In 1837, Rev. Theodore Wright told the New York Slave Ant-slavery Society that their doctrine must include “recognizing all men as brothers.”

Also, according to Lerone Bennett Jr in his work , Before the Mayflower, although Frederick Douglas used to hang out with William Lloyd Garrison, he eventually broke ranks, as white abolitionists like Garrison wanted Black abolitionists to merely serve as lawn jockeys.However Douglas believed that Black people should have been at the head of the Abolitionist Movement. As Bennett quotes Douglas as saying, “the man who suffered the wrong is the man to demand redress.”

Although Harriet Beecher Stowe’s novel, Uncle Tom's Cabin is applauded for the role it played in raising awareness about slavery, in his book , Race: The History of an Idea in America, Dr. Thomas Gossett claimed that the novel still “made it quite clear that, in spite of the Negro’s humility and aptitude for religion, he is innately inferior.”

It must be also, noted that the idea that groups who’s religious convictions should have made them long time allies in the fight against slavery has also been blown way out of proportion. In her book , Criminalizing of a Race, Dr. Charshee McIntyre revealed that “ as representatives of the emerging capitalist order, reformers could extend charity to the lowliest segment of laborers, but not even the Quakers could view Blacks as potential autonomous beings”

Although much has been written about the white Jewish connection to Black suffering, Harold Cruse wrote in, Plural but Equal, that it was not until 1915, after the lynching of Leo Frank by a white Atlanta mob, that Jews began to identify with the suffering of African Americans. Cruse writes that the idea that the Jewish community cared much about Black folks prior to that time is “an inaccurate generalization because it was never explained how Jews as a group were involved in contrast to certain individual Jews."

The main issue here, is that the further that we get away from a time period, the more distorted the historical accuracy becomes. If we are not careful even modern phenomena such as Hip Hop will eventually become distorted.

As important as Hip Hop has been as a platform that allowed young African Americans to advocate for the rights of poor and oppressed community, if this legacy is not properly guarded, the clear facts will too become muddied by historical inaccuracies and false assumptions.

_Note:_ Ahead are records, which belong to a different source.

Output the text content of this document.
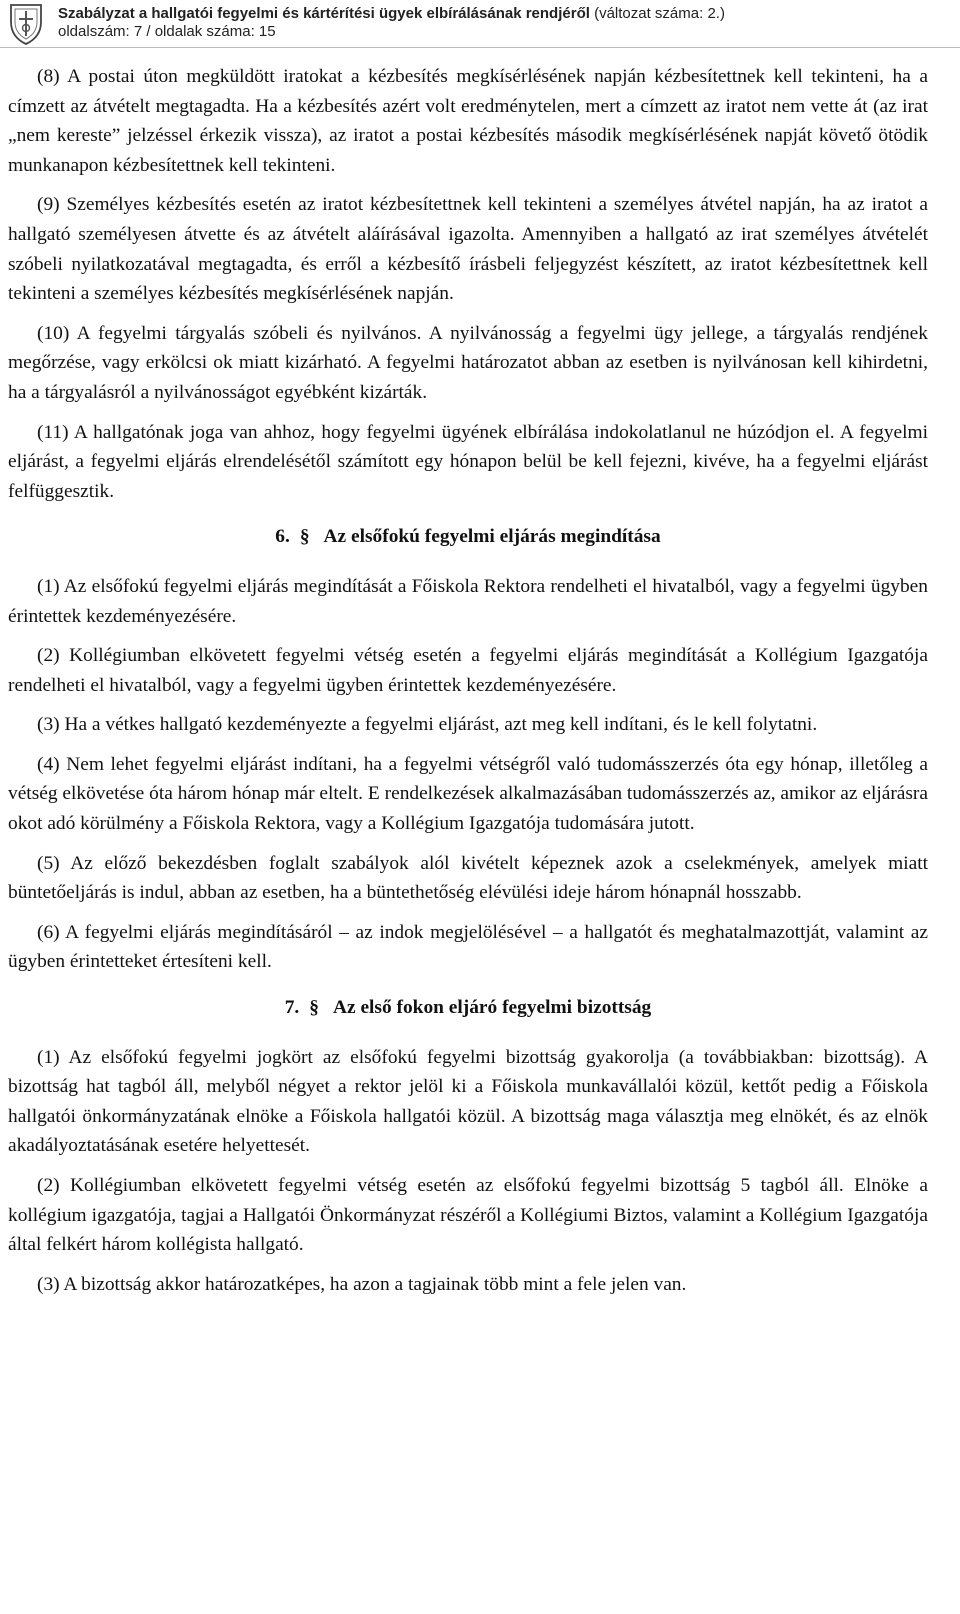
Szabályzat a hallgatói fegyelmi és kártérítési ügyek elbírálásának rendjéről (változat száma: 2.)
oldalszám: 7 / oldalak száma: 15

(8) A postai úton megküldött iratokat a kézbesítés megkísérlésének napján kézbesítettnek kell tekinteni, ha a címzett az átvételt megtagadta. Ha a kézbesítés azért volt eredménytelen, mert a címzett az iratot nem vette át (az irat „nem kereste” jelzéssel érkezik vissza), az iratot a postai kézbesítés második megkísérlésének napját követő ötödik munkanapon kézbesítettnek kell tekinteni.

(9) Személyes kézbesítés esetén az iratot kézbesítettnek kell tekinteni a személyes átvétel napján, ha az iratot a hallgató személyesen átvette és az átvételt aláírásával igazolta. Amennyiben a hallgató az irat személyes átvételét szóbeli nyilatkozatával megtagadta, és erről a kézbesítő írásbeli feljegyzést készített, az iratot kézbesítettnek kell tekinteni a személyes kézbesítés megkísérlésének napján.

(10) A fegyelmi tárgyalás szóbeli és nyilvános. A nyilvánosság a fegyelmi ügy jellege, a tárgyalás rendjének megőrzése, vagy erkölcsi ok miatt kizárható. A fegyelmi határozatot abban az esetben is nyilvánosan kell kihirdetni, ha a tárgyalásról a nyilvánosságot egyébként kizárták.

(11) A hallgatónak joga van ahhoz, hogy fegyelmi ügyének elbírálása indokolatlanul ne húzódjon el. A fegyelmi eljárást, a fegyelmi eljárás elrendelésétől számított egy hónapon belül be kell fejezni, kivéve, ha a fegyelmi eljárást felfüggesztik.

6. § Az elsőfokú fegyelmi eljárás megindítása

(1) Az elsőfokú fegyelmi eljárás megindítását a Főiskola Rektora rendelheti el hivatalból, vagy a fegyelmi ügyben érintettek kezdeményezésére.

(2) Kollégiumban elkövetett fegyelmi vétség esetén a fegyelmi eljárás megindítását a Kollégium Igazgatója rendelheti el hivatalból, vagy a fegyelmi ügyben érintettek kezdeményezésére.

(3) Ha a vétkes hallgató kezdeményezte a fegyelmi eljárást, azt meg kell indítani, és le kell folytatni.

(4) Nem lehet fegyelmi eljárást indítani, ha a fegyelmi vétségről való tudomásszerzés óta egy hónap, illetőleg a vétség elkövetése óta három hónap már eltelt. E rendelkezések alkalmazásában tudomásszerzés az, amikor az eljárásra okot adó körülmény a Főiskola Rektora, vagy a Kollégium Igazgatója tudomására jutott.

(5) Az előző bekezdésben foglalt szabályok alól kivételt képeznek azok a cselekmények, amelyek miatt büntetőeljárás is indul, abban az esetben, ha a büntethetőség elévülési ideje három hónapnál hosszabb.

(6) A fegyelmi eljárás megindításáról – az indok megjelölésével – a hallgatót és meghatalmazottját, valamint az ügyben érintetteket értesíteni kell.

7. § Az első fokon eljáró fegyelmi bizottság

(1) Az elsőfokú fegyelmi jogkört az elsőfokú fegyelmi bizottság gyakorolja (a továbbiakban: bizottság). A bizottság hat tagból áll, melyből négyet a rektor jelöl ki a Főiskola munkavállalói közül, kettőt pedig a Főiskola hallgatói önkormányzatának elnöke a Főiskola hallgatói közül. A bizottság maga választja meg elnökét, és az elnök akadályoztatásának esetére helyettesét.

(2) Kollégiumban elkövetett fegyelmi vétség esetén az elsőfokú fegyelmi bizottság 5 tagból áll. Elnöke a kollégium igazgatója, tagjai a Hallgatói Önkormányzat részéről a Kollégiumi Biztos, valamint a Kollégium Igazgatója által felkért három kollégista hallgató.

(3) A bizottság akkor határozatképes, ha azon a tagjainak több mint a fele jelen van.
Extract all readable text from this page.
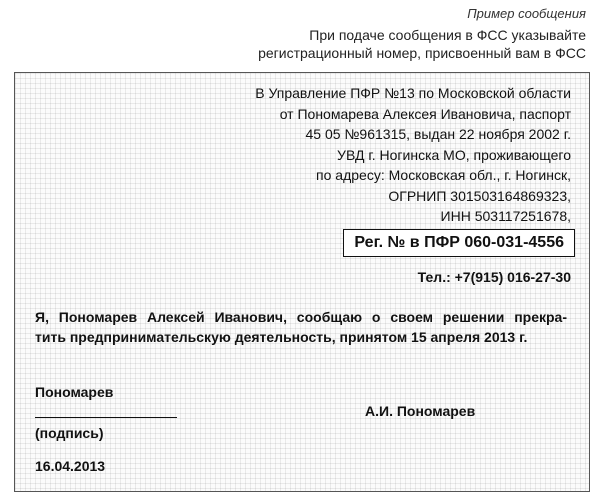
Пример сообщения
При подаче сообщения в ФСС указывайте
регистрационный номер, присвоенный вам в ФСС
В Управление ПФР №13 по Московской области
от Пономарева Алексея Ивановича, паспорт
45 05 №961315, выдан 22 ноября 2002 г.
УВД г. Ногинска МО, проживающего
по адресу: Московская обл., г. Ногинск,
ОГРНИП 301503164869323,
ИНН 503117251678,
Рег. № в ПФР 060-031-4556
Тел.: +7(915) 016-27-30
Я, Пономарев Алексей Иванович, сообщаю о своем решении прекра-
тить предпринимательскую деятельность, принятом 15 апреля 2013 г.
Пономарев
(подпись)
А.И. Пономарев
16.04.2013
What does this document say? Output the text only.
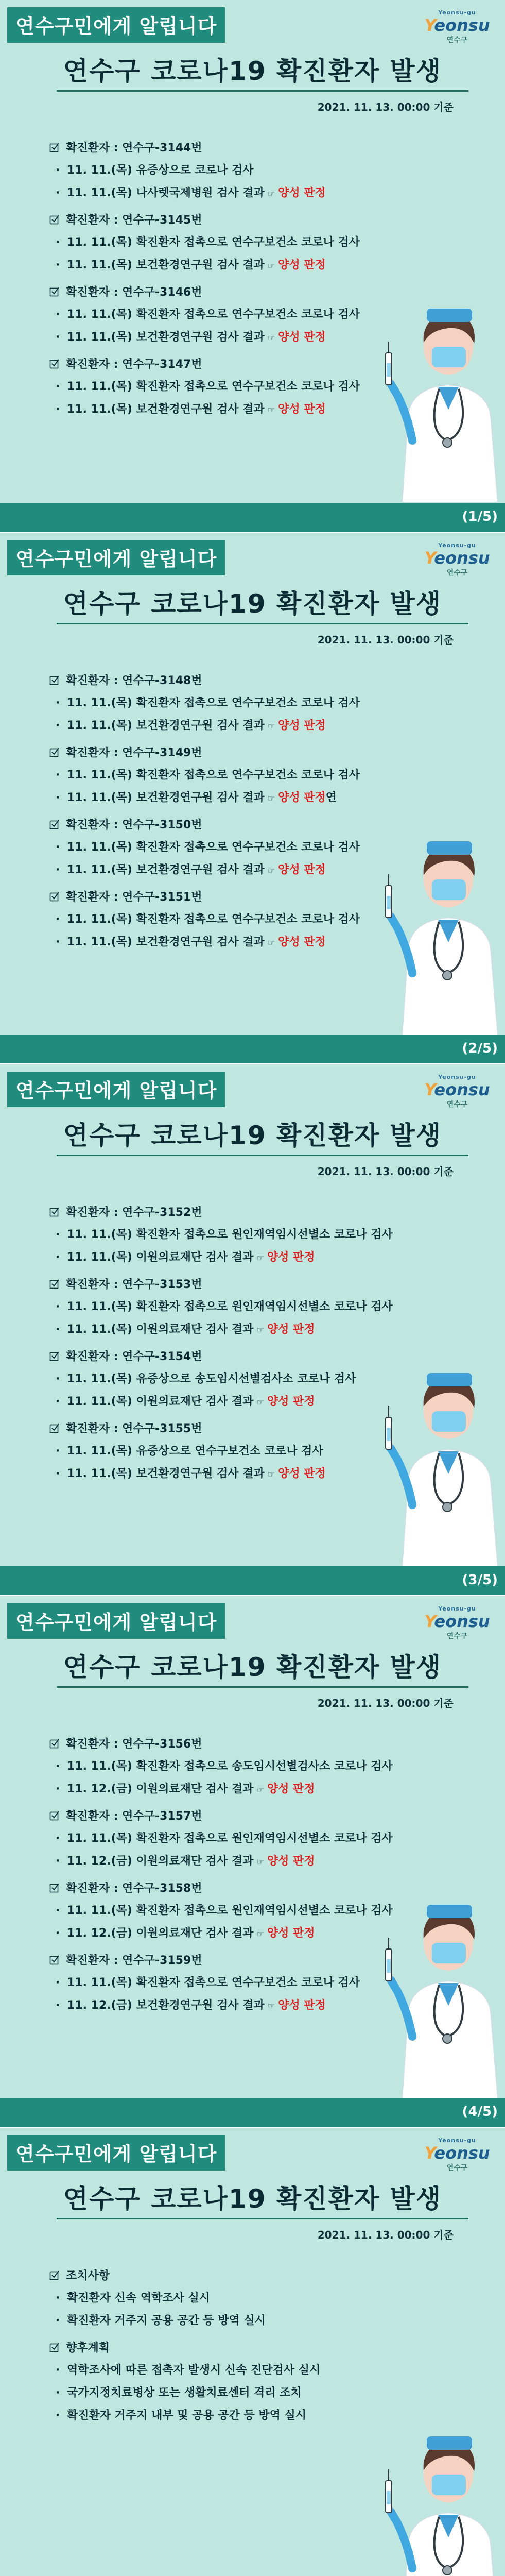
연수구민에게 알립니다
Yeonsu-gu
Yeonsu
연수구
연수구 코로나19 확진환자 발생
2021. 11. 13. 00:00 기준
확진환자 : 연수구-3144번
· 11. 11.(목) 유증상으로 코로나 검사
· 11. 11.(목) 나사렛국제병원 검사 결과 ☞ 양성 판정
확진환자 : 연수구-3145번
· 11. 11.(목) 확진환자 접촉으로 연수구보건소 코로나 검사
· 11. 11.(목) 보건환경연구원 검사 결과 ☞ 양성 판정
확진환자 : 연수구-3146번
· 11. 11.(목) 확진환자 접촉으로 연수구보건소 코로나 검사
· 11. 11.(목) 보건환경연구원 검사 결과 ☞ 양성 판정
확진환자 : 연수구-3147번
· 11. 11.(목) 확진환자 접촉으로 연수구보건소 코로나 검사
· 11. 11.(목) 보건환경연구원 검사 결과 ☞ 양성 판정
(1/5)
연수구민에게 알립니다
Yeonsu-gu
Yeonsu
연수구
연수구 코로나19 확진환자 발생
2021. 11. 13. 00:00 기준
확진환자 : 연수구-3148번
· 11. 11.(목) 확진환자 접촉으로 연수구보건소 코로나 검사
· 11. 11.(목) 보건환경연구원 검사 결과 ☞ 양성 판정
확진환자 : 연수구-3149번
· 11. 11.(목) 확진환자 접촉으로 연수구보건소 코로나 검사
· 11. 11.(목) 보건환경연구원 검사 결과 ☞ 양성 판정연
확진환자 : 연수구-3150번
· 11. 11.(목) 확진환자 접촉으로 연수구보건소 코로나 검사
· 11. 11.(목) 보건환경연구원 검사 결과 ☞ 양성 판정
확진환자 : 연수구-3151번
· 11. 11.(목) 확진환자 접촉으로 연수구보건소 코로나 검사
· 11. 11.(목) 보건환경연구원 검사 결과 ☞ 양성 판정
(2/5)
연수구민에게 알립니다
Yeonsu-gu
Yeonsu
연수구
연수구 코로나19 확진환자 발생
2021. 11. 13. 00:00 기준
확진환자 : 연수구-3152번
· 11. 11.(목) 확진환자 접촉으로 원인재역임시선별소 코로나 검사
· 11. 11.(목) 이원의료재단 검사 결과 ☞ 양성 판정
확진환자 : 연수구-3153번
· 11. 11.(목) 확진환자 접촉으로 원인재역임시선별소 코로나 검사
· 11. 11.(목) 이원의료재단 검사 결과 ☞ 양성 판정
확진환자 : 연수구-3154번
· 11. 11.(목) 유증상으로 송도임시선별검사소 코로나 검사
· 11. 11.(목) 이원의료재단 검사 결과 ☞ 양성 판정
확진환자 : 연수구-3155번
· 11. 11.(목) 유증상으로 연수구보건소 코로나 검사
· 11. 11.(목) 보건환경연구원 검사 결과 ☞ 양성 판정
(3/5)
연수구민에게 알립니다
Yeonsu-gu
Yeonsu
연수구
연수구 코로나19 확진환자 발생
2021. 11. 13. 00:00 기준
확진환자 : 연수구-3156번
· 11. 11.(목) 확진환자 접촉으로 송도임시선별검사소 코로나 검사
· 11. 12.(금) 이원의료재단 검사 결과 ☞ 양성 판정
확진환자 : 연수구-3157번
· 11. 11.(목) 확진환자 접촉으로 원인재역임시선별소 코로나 검사
· 11. 12.(금) 이원의료재단 검사 결과 ☞ 양성 판정
확진환자 : 연수구-3158번
· 11. 11.(목) 확진환자 접촉으로 원인재역임시선별소 코로나 검사
· 11. 12.(금) 이원의료재단 검사 결과 ☞ 양성 판정
확진환자 : 연수구-3159번
· 11. 11.(목) 확진환자 접촉으로 연수구보건소 코로나 검사
· 11. 12.(금) 보건환경연구원 검사 결과 ☞ 양성 판정
(4/5)
연수구민에게 알립니다
Yeonsu-gu
Yeonsu
연수구
연수구 코로나19 확진환자 발생
2021. 11. 13. 00:00 기준
조치사항
· 확진환자 신속 역학조사 실시
· 확진환자 거주지 공용 공간 등 방역 실시
향후계획
· 역학조사에 따른 접촉자 발생시 신속 진단검사 실시
· 국가지정치료병상 또는 생활치료센터 격리 조치
· 확진환자 거주지 내부 및 공용 공간 등 방역 실시
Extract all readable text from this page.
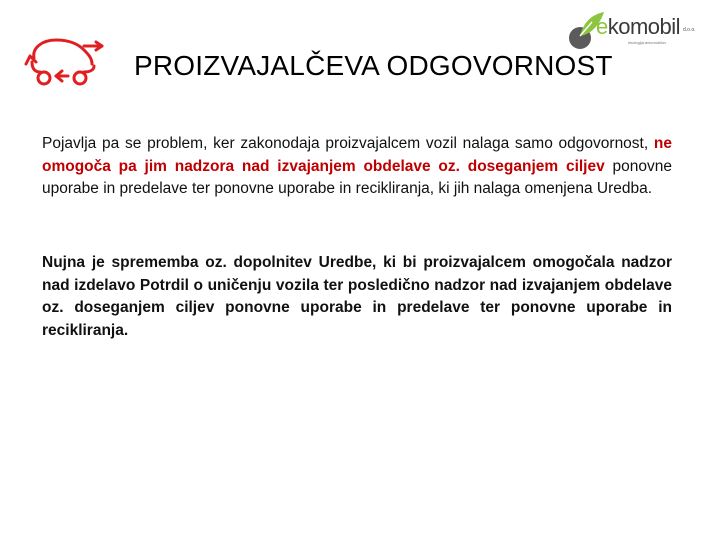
ekomobil d.o.o.
ekologija.avtomobilov
PROIZVAJALČEVA ODGOVORNOST

Pojavlja pa se problem, ker zakonodaja proizvajalcem vozil nalaga samo odgovornost, ne omogoča pa jim nadzora nad izvajanjem obdelave oz. doseganjem ciljev ponovne uporabe in predelave ter ponovne uporabe in recikliranja, ki jih nalaga omenjena Uredba.

Nujna je sprememba oz. dopolnitev Uredbe, ki bi proizvajalcem omogočala nadzor nad izdelavo Potrdil o uničenju vozila ter posledično nadzor nad izvajanjem obdelave oz. doseganjem ciljev ponovne uporabe in predelave ter ponovne uporabe in recikliranja.
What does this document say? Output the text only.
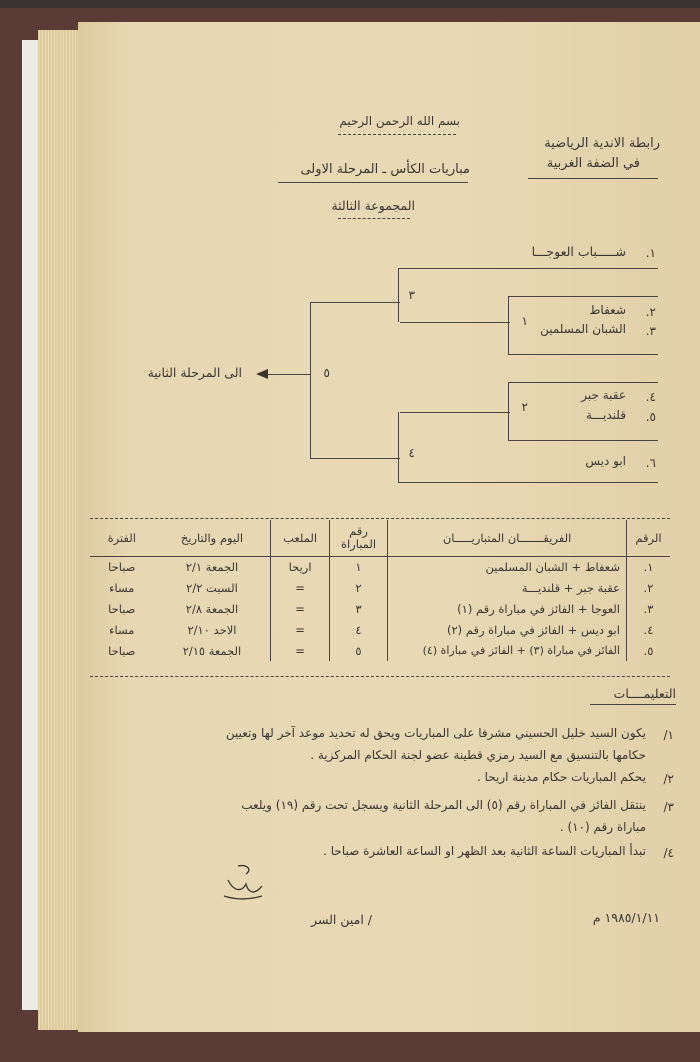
بسم الله الرحمن الرحيم
رابطة الاندية الرياضية
في الضفة الغربية
مباريات الكأس ـ المرحلة الاولى
المجموعة الثالثة
١.
شـــــباب العوجـــا
٢.
شعفاط
٣.
الشبان المسلمين
٤.
عقبة جبر
٥.
قلنديـــة
٦.
ابو ديس
١
٢
٣
٤
٥
الى المرحلة الثانية
الرقم	الفريقـــــــان المتباريـــــان	رقم المباراة	الملعب	اليوم والتاريخ	الفترة
١.	شعفاط + الشبان المسلمين	١	اريحا	الجمعة ٢/١	صباحا
٢.	عقبة جبر + قلنديـــة	٢	=	السبت ٢/٢	مساء
٣.	العوجا + الفائز في مباراة رقم (١)	٣	=	الجمعة ٢/٨	صباحا
٤.	ابو ديس + الفائز في مباراة رقم (٢)	٤	=	الاحد ٢/١٠	مساء
٥.	الفائز في مباراة (٣) + الفائز في مباراة (٤)	٥	=	الجمعة ٢/١٥	صباحا
التعليمــــات
١/
يكون السيد خليل الحسيني مشرفا على المباريات ويحق له تحديد موعد آخر لها وتعيين
حكامها بالتنسيق مع السيد رمزي قطينة عضو لجنة الحكام المركزية .
٢/
يحكم المباريات حكام مدينة اريحا .
٣/
ينتقل الفائز في المباراة رقم (٥) الى المرحلة الثانية ويسجل تحت رقم (١٩) ويلعب
مباراة رقم (١٠) .
٤/
تبدأ المباريات الساعة الثانية بعد الظهر او الساعة العاشرة صباحا .
١٩٨٥/١/١١ م
/ امين السر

If we are not careful, our grandchildren will believe that just because Vanilla Ice was popular during the same time period of conscious artists such as Brand Nubian, than he was something other than a cheap white washed version of MC Hammer. Or that even though a white rap group was called “Young Black Teenagers” , they may believe that they were a socially conscious group, rather than a gimmick to prove that white kids could rap.

As we move forward , it must be noted that many of the so-called depictions of “Black History” fictitious or otherwise , have been told from the viewpoint of non-Black people, from Django to The Abolitionists. Thus we find ourselves in the same dilemma as Frederick Douglas, almost a century and a half later.,

The solution is that African Americans, must become experts in the field of their own history, as no other racial group would dare trust the interpretation of their culture to others.

This is why we have started the “Black By Nature/Conscious By Choice Campaign. During the late 80’s rap group Public Enemy had as its mission to raise up 5000 Black leaders. So, our task in 2013 to raise up 5,000 Black scholars who will be experts in Black history, so they can defend our culture against distortions and teach the truth to our future generations.

As Nas said on ," I Can"

“If truth is told/the youth can grow. Then learn to survive until they gain control.”